Maria has $50 to spend on buying apples and bananas. Apples cost $2 each and bananas cost $1.50 each. she wants to buy a total of 30 fruits the system and the graph represent the situation.
2x + 1.5y = 50.
x + y = 30
A. Are you can buy 20 apples and 10 bananas.
B. Maria can buy 15 apples and 15 bananas.
C. Maria can buy 25 apples and five bananas.
D. Maria can buy 18 apples and 12 bananas.
To solve the system of equations, we can use the substitution method.
From the second equation, we can rewrite it as x = 30 - y.
Substituting x = 30 - y into the first equation, we have:
2(30 - y) + 1.5y = 50
60 - 2y + 1.5y = 50
-0.5y = -10
y = 20.
Substituting y = 20 into x = 30 - y, we have:
x = 30 - 20
x = 10.
So Maria can buy 10 apples and 20 bananas.
Therefore, the correct answer is:
A. Maria can buy 20 apples and 10 bananas.
You sure?
Apologies for the mistake in my previous response. Let's solve the system of equations correctly.

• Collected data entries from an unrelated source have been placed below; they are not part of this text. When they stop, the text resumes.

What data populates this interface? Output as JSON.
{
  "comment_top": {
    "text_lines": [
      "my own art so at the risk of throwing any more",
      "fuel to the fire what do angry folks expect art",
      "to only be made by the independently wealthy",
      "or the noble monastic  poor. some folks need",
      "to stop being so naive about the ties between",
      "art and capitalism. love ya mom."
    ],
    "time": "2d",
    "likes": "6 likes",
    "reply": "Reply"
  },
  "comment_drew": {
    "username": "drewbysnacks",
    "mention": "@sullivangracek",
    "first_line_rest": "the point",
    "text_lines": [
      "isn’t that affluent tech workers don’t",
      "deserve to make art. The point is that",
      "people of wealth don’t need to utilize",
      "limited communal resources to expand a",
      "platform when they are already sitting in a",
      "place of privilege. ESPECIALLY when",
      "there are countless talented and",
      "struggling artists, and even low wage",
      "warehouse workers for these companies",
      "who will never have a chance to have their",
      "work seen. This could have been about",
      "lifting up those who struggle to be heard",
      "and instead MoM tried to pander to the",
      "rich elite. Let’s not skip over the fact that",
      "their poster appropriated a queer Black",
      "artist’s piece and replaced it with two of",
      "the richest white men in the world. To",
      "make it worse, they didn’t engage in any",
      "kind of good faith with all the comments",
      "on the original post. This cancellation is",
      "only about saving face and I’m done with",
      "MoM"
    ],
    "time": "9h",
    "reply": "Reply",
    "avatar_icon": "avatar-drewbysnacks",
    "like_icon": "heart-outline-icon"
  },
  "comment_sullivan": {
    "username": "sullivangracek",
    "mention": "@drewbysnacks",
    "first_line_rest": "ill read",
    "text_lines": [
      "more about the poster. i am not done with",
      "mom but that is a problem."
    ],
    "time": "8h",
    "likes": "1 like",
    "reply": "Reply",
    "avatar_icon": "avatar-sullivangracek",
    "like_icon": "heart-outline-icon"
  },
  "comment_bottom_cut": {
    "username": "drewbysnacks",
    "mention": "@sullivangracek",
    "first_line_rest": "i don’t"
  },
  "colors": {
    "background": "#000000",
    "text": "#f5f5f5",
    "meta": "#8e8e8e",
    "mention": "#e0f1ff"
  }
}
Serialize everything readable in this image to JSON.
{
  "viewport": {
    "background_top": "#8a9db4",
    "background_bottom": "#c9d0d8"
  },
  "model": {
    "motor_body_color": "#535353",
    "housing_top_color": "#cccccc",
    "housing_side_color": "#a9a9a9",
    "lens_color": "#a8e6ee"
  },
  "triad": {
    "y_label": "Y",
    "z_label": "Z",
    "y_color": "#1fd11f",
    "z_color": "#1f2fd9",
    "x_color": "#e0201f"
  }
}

The given system of equations is:
2x + 1.5y = 50 (equation 1)
x + y = 30 (equation 2)
To make the solution easier, let's multiply equation 2 by -2:
-2(x + y) = -2(30)
-2x - 2y = -60 (equation 3)
Now, add equation 1 and equation 3 together:
(2x + 1.5y) + (-2x - 2y) = 50 - 60
2x - 2x + 1.5y - 2y = -10
-0.5y = -10
y = (-10)/(-0.5)
y = 20
Substituting y = 20 into equation 2, we get:
x + 20 = 30
x = 10
Hence, the solution is x = 10 and y = 20.
Maria will be able to buy 10 apples and 20 bananas.
Therefore, the correct answer is A. Maria can buy 20 apples and 10 bananas.